Sementara itu Badan Informasi Geospasial (BIG) berpaya menyediakan data yang akurat dan update terkait Informasi Geospasial Dasar (IGD) yang berupa Jaring Kontrol Geodesi (JKG), dimana JKG itu terdiri dari beberapa unsur antara lain Jaring Kontrol Horisontal Nasional (JKHN), Jaring Kontrol Vertikal Nasional (JKVN), dan Jaring Kontrol Gayaberat Nasional (JKGN). JKHN merupakan kerangka acuan posisi horisontal untuk Informasi Geospasial (IG). Yang mana JKVN digunakan sebagai kerangka acuan posisi vertikal untuk IG dan JKGN digunakan sebagai kerangka acuan gaya berat untuk IG.

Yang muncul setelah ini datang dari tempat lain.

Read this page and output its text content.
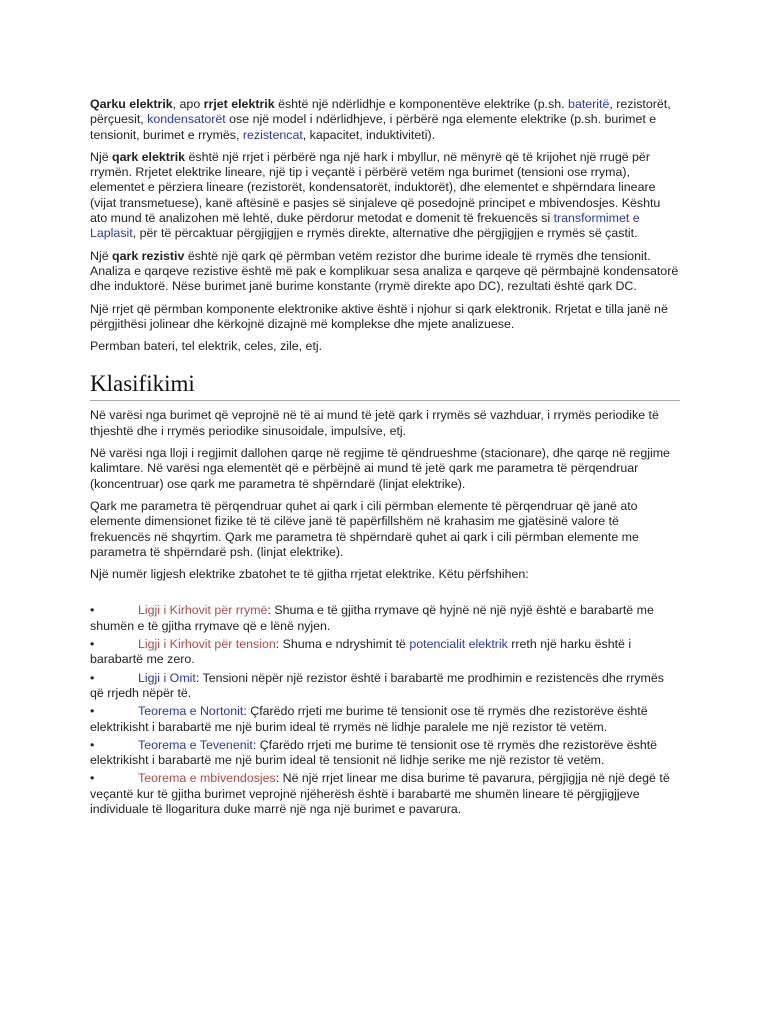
Qarku elektrik, apo rrjet elektrik është një ndërlidhje e komponentëve elektrike (p.sh. bateritë, rezistorët, përçuesit, kondensatorët ose një model i ndërlidhjeve, i përbërë nga elemente elektrike (p.sh. burimet e tensionit, burimet e rrymës, rezistencat, kapacitet, induktiviteti).

Një qark elektrik është një rrjet i përbërë nga një hark i mbyllur, në mënyrë që të krijohet një rrugë për rrymën. Rrjetet elektrike lineare, një tip i veçantë i përbërë vetëm nga burimet (tensioni ose rryma), elementet e përziera lineare (rezistorët, kondensatorët, induktorët), dhe elementet e shpërndara lineare (vijat transmetuese), kanë aftësinë e pasjes së sinjaleve që posedojnë principet e mbivendosjes. Kështu ato mund të analizohen më lehtë, duke përdorur metodat e domenit të frekuencës si transformimet e Laplasit, për të përcaktuar përgjigjjen e rrymës direkte, alternative dhe përgjigjjen e rrymës së çastit.

Një qark rezistiv është një qark që përmban vetëm rezistor dhe burime ideale të rrymës dhe tensionit. Analiza e qarqeve rezistive është më pak e komplikuar sesa analiza e qarqeve që përmbajnë kondensatorë dhe induktorë. Nëse burimet janë burime konstante (rrymë direkte apo DC), rezultati është qark DC.

Një rrjet që përmban komponente elektronike aktive është i njohur si qark elektronik. Rrjetat e tilla janë në përgjithësi jolinear dhe kërkojnë dizajnë më komplekse dhe mjete analizuese.

Permban bateri, tel elektrik, celes, zile, etj.

Klasifikimi

Në varësi nga burimet që veprojnë në të ai mund të jetë qark i rrymës së vazhduar, i rrymës periodike të thjeshtë dhe i rrymës periodike sinusoidale, impulsive, etj.

Në varësi nga lloji i regjimit dallohen qarqe në regjime të qëndrueshme (stacionare), dhe qarqe në regjime kalimtare. Në varësi nga elementët që e përbëjnë ai mund të jetë qark me parametra të përqendruar (koncentruar) ose qark me parametra të shpërndarë (linjat elektrike).

Qark me parametra të përqendruar quhet ai qark i cili përmban elemente të përqendruar që janë ato elemente dimensionet fizike të të cilëve janë të papërfillshëm në krahasim me gjatësinë valore të frekuencës në shqyrtim. Qark me parametra të shpërndarë quhet ai qark i cili përmban elemente me parametra të shpërndarë psh. (linjat elektrike).

Një numër ligjesh elektrike zbatohet te të gjitha rrjetat elektrike. Këtu përfshihen:

•	Ligji i Kirhovit për rrymë: Shuma e të gjitha rrymave që hyjnë në një nyjë është e barabartë me shumën e të gjitha rrymave që e lënë nyjen.
•	Ligji i Kirhovit për tension: Shuma e ndryshimit të potencialit elektrik rreth një harku është i barabartë me zero.
•	Ligji i Omit: Tensioni nëpër një rezistor është i barabartë me prodhimin e rezistencës dhe rrymës që rrjedh nëpër të.
•	Teorema e Nortonit: Çfarëdo rrjeti me burime të tensionit ose të rrymës dhe rezistorëve është elektrikisht i barabartë me një burim ideal të rrymës në lidhje paralele me një rezistor të vetëm.
•	Teorema e Tevenenit: Çfarëdo rrjeti me burime të tensionit ose të rrymës dhe rezistorëve është elektrikisht i barabartë me një burim ideal të tensionit në lidhje serike me një rezistor të vetëm.
•	Teorema e mbivendosjes: Në një rrjet linear me disa burime të pavarura, përgjigjja në një degë të veçantë kur të gjitha burimet veprojnë njëherësh është i barabartë me shumën lineare të përgjigjjeve individuale të llogaritura duke marrë një nga një burimet e pavarura.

Antonius Bambang Wijanarto, Kepala Pusat Jaring Kontrol Geodesi dan Geodinamika Badan Informasi Geospasial mengugkapkan Peraturan Kepala (PERKA) BIG Nomor 15 tahun 2013 tentang Sistem Referensi Geospasial Indonesia (SRGI) 2013 menyebutkan sistem referensi geospasial terdiri dari sistem referensi geospasial horisontal dan sistem referensi geospasial vertikal. Dimana keduanya sudah bisa dimanfaatkan dan terselengara secara memadai, yang di tunjukan melalui pemanfaatan dan ketersediaan dan dan distribusi stasiun pengamatan tetap Global Navigation Satellite System (GNSS) berbasis Continously Operating Reference Station (CORS) di Indonesia yang mencapai 125 stasiun.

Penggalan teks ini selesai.